Me: My Kindle! It’s dead! Nooo! No! This is terrible. This is like the Library of Alexandria burning down all over again. Oh. Wait. False alarm. It’s not dead. it just passed out again.
Husband: Did you just compare your Kindle to The Library of Alexandria? That’s hyperbole.
Me: Oh really. How do you know what was in the Library of Alexandria?

He doesn’t, because it burned down. The Library of Alexandria totally could have contained The Hunger Games trilogy, every Robert Louis Stevenson book ever written, the proofs of my own book and a freshly-ordered copy of The Night Circus by Erin Morganstern. Sure it could have. We will never know. So basically my husband is just making guesses here.

Death is the New Sleep

No kidding.

This is a certainty though: Kindle DX is well on its way to its demise. It sleeps far too much these days. And there are times, like tonight, when I can’t wake it up without a fight. And one of these days, I won’t be able to wake it up at all.

This bothers me because I can’t get a replacement DX; Amazon isn’t making them anymore. And because I love my DX. It’s got my library on it. I need it.

The poor thing, though, was an early model and it just wants to die. It is still chugging along, but it’s slowly decaying like a biter in The Walking Dead. First the power cord disintegrated because it was allergic to sunlight (Amazon was nice enough to replace that). Then the five-way mouse split down the center. (But we’re still using it.) Now the software appears to be on the fritz.

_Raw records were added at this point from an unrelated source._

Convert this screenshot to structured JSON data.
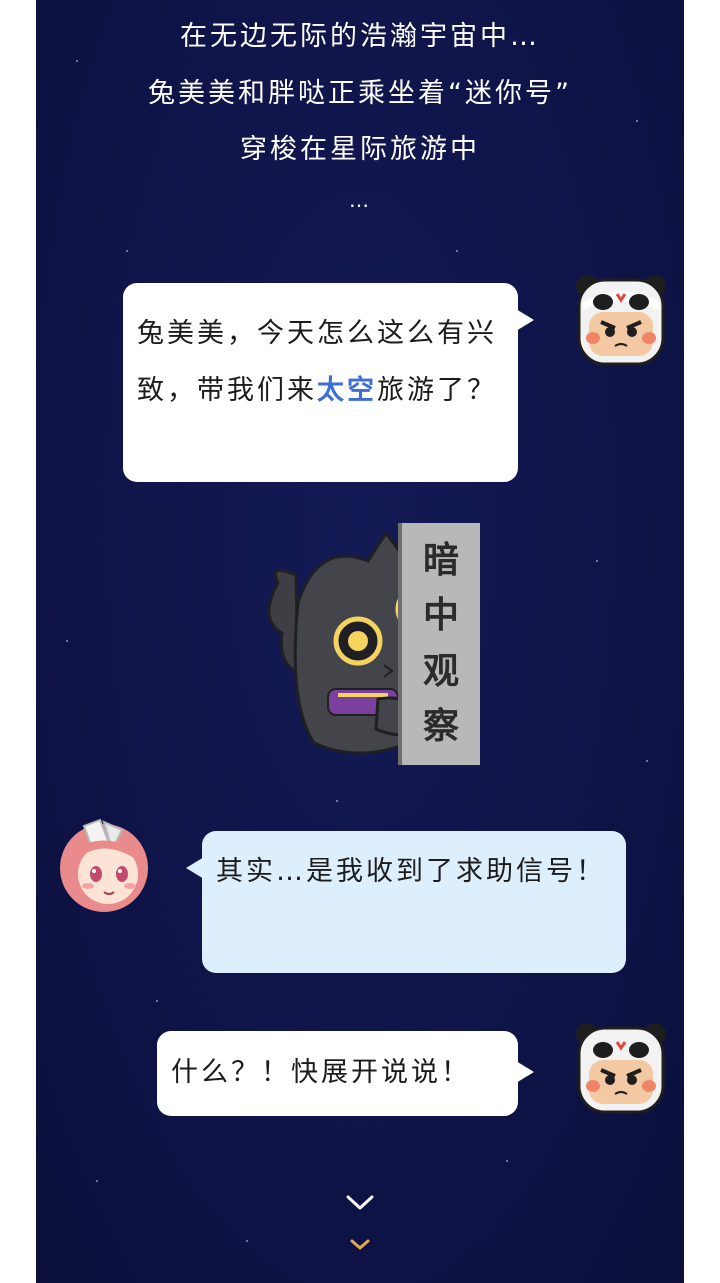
{
  "intro": {
    "line1": "在无边无际的浩瀚宇宙中…",
    "line2": "兔美美和胖哒正乘坐着“迷你号”",
    "line3": "穿梭在星际旅游中",
    "line4": "…"
  },
  "messages": [
    {
      "speaker": "panda",
      "text_before": "兔美美，今天怎么这么有兴致，带我们来",
      "highlight": "太空",
      "text_after": "旅游了？"
    },
    {
      "speaker": "rabbit",
      "text": "其实…是我收到了求助信号！"
    },
    {
      "speaker": "panda",
      "text": "什么？！快展开说说！"
    }
  ],
  "sticker": {
    "char1": "暗",
    "char2": "中",
    "char3": "观",
    "char4": "察"
  },
  "colors": {
    "background": "#0f1449",
    "bubble_white": "#ffffff",
    "bubble_blue": "#ddeefc",
    "highlight": "#3b6fd6",
    "chevron_white": "#ffffff",
    "chevron_gold": "#e8a94a"
  },
  "icons": {
    "scroll_hint_primary": "chevron-down-icon",
    "scroll_hint_secondary": "chevron-down-icon"
  }
}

I get that it’s probably time for a new Kindle, but I don’t want another Kindle. I’m emotional about this reader in the way I’m not about laptops and cell phones. This Kindle has been my book for hundreds of novels. It’s been A Thousand Acres. It’s been Anna Karenina. It’s been The Girl With the Dragon Tattoo. It’s been a graphic novel, twice. And dammit, I was planning on it being The Night Circus right about now.

Technology is temporary, but books are forever, right?

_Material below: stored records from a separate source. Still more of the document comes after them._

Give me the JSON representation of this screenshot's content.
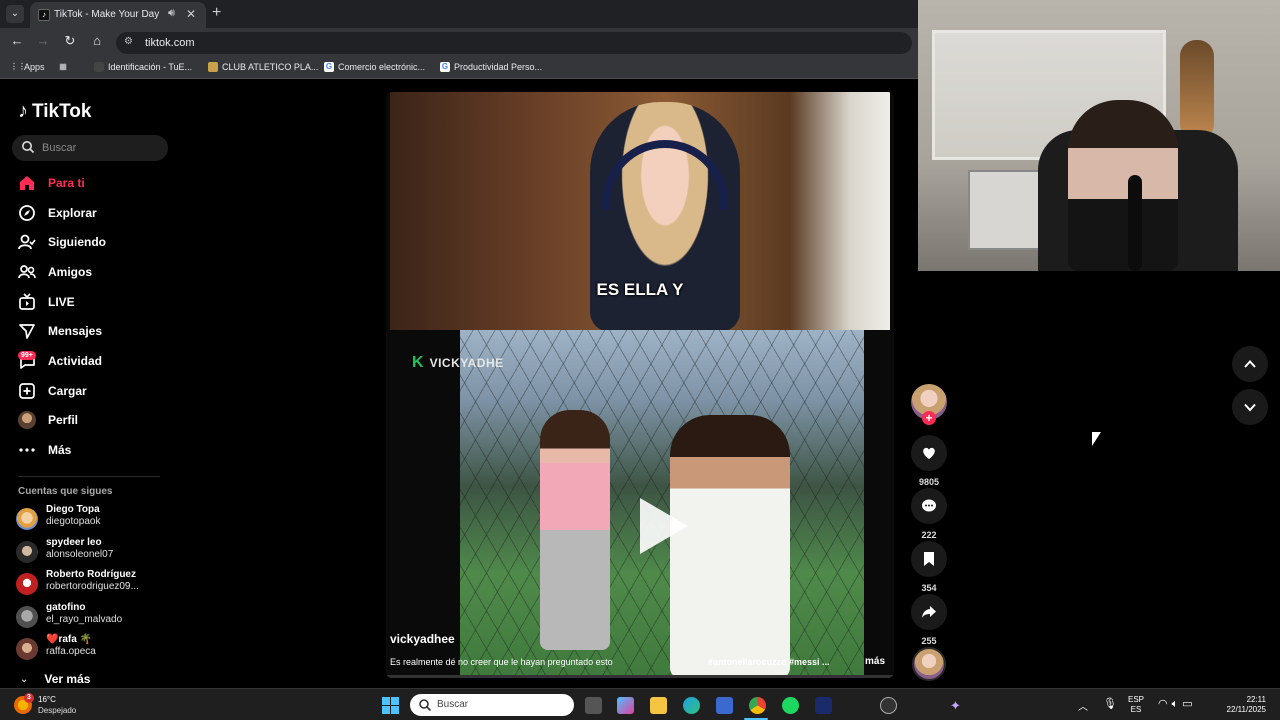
{
  "browser": {
    "tab_title": "TikTok - Make Your Day",
    "url": "tiktok.com",
    "bookmarks": [
      {
        "label": "Apps"
      },
      {
        "label": "Identificación - TuE..."
      },
      {
        "label": "CLUB ATLETICO PLA..."
      },
      {
        "label": "Comercio electrónic..."
      },
      {
        "label": "Productividad Perso..."
      }
    ]
  },
  "tiktok": {
    "logo": "TikTok",
    "search_placeholder": "Buscar",
    "nav": [
      {
        "label": "Para ti",
        "icon": "home-icon",
        "active": true
      },
      {
        "label": "Explorar",
        "icon": "compass-icon"
      },
      {
        "label": "Siguiendo",
        "icon": "following-icon"
      },
      {
        "label": "Amigos",
        "icon": "friends-icon"
      },
      {
        "label": "LIVE",
        "icon": "live-icon"
      },
      {
        "label": "Mensajes",
        "icon": "messages-icon"
      },
      {
        "label": "Actividad",
        "icon": "activity-icon",
        "badge": "99+"
      },
      {
        "label": "Cargar",
        "icon": "upload-icon"
      },
      {
        "label": "Perfil",
        "icon": "profile-avatar"
      },
      {
        "label": "Más",
        "icon": "more-icon"
      }
    ],
    "following_header": "Cuentas que sigues",
    "following": [
      {
        "name": "Diego Topa",
        "handle": "diegotopaok"
      },
      {
        "name": "spydeer leo",
        "handle": "alonsoleonel07"
      },
      {
        "name": "Roberto Rodríguez",
        "handle": "robertorodriguez09..."
      },
      {
        "name": "gatofino",
        "handle": "el_rayo_malvado"
      },
      {
        "name": "❤️rafa 🌴",
        "handle": "raffa.opeca"
      }
    ],
    "see_more": "Ver más",
    "video": {
      "caption_overlay": "ES ELLA Y",
      "watermark_k": "K",
      "watermark_text": "VICKYADHE",
      "author": "vickyadhee",
      "description": "Es realmente dé no creer que le hayan preguntado esto",
      "hashtags": "#antonellarocuzzo #messi ...",
      "more": "más",
      "likes": "9805",
      "comments": "222",
      "saves": "354",
      "shares": "255"
    }
  },
  "taskbar": {
    "weather_alert": "3",
    "temperature": "16°C",
    "condition": "Despejado",
    "search_placeholder": "Buscar",
    "lang_top": "ESP",
    "lang_bottom": "ES",
    "time": "22:11",
    "date": "22/11/2025"
  },
  "colors": {
    "accent": "#fe2c55",
    "background": "#000000"
  }
}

Except that they aren’t. Because well, the Library of Alexandria.

denying the sea, ebook

Like House of Cards promo art, but with a mollusk.

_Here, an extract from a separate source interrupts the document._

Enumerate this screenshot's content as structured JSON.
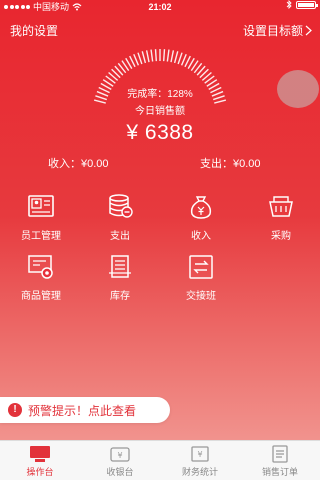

So this evening was my husband’s night out with the boys, and as usual, when he left the house looked normal and I was full of project ideas.

When he came home, there was sand and fake blood all over the bathroom, the house was a disaster, and I was holed up in my office with a carton of fro-yo. For art.

It’s a testament to either my husband’s character or to my insanity that he didn’t bat an eye. In fact, he didn’t even ask why the bathroom looked like Quentin Tarantino had just filmed a scene there. He’s that used to this kind of thing.

But you might want to know, so I’ll tell you.
I recently got the bright idea to self-publish two already-published stories with Amazon’s Kindle Direct. The stories are not doing me any good just sitting around in my computer, so why not?

Apparently, however, you need to have a cover for such things. Since I probably won’t make enough money off these stories to cover the cost of a graphic artist, I thought I’d try to come up with a cover myself.

One of the stories is about a killer sea god. (Thus the fake blood and sea shells.) The other story is about a creepy lady who conveniently has an ice cream addiction. (Thus the half a carton of frozen yogurt I consumed.)

The result of my photo shoot? A bathroom that looks like a triple homicide was committed in it, a blown diet and a few okayish photos (but not of the fro-yo, because I ate most of that.) I think the photo in this post is probably the best. It doesn’t show how my fingers are now dyed the color of Mikhail Gorbachev’s birthmark.

I will keep you posted on the progress of the short stories, but at the moment, I’m not sure when they will  be coming out. This is mostly because of the cover art. Despite the fact that the bathtub might now be permanently pink, I still think I need better photos.

Might it be a good idea to hire an artist? It might. But only if that artist is willing to work for fro-yo.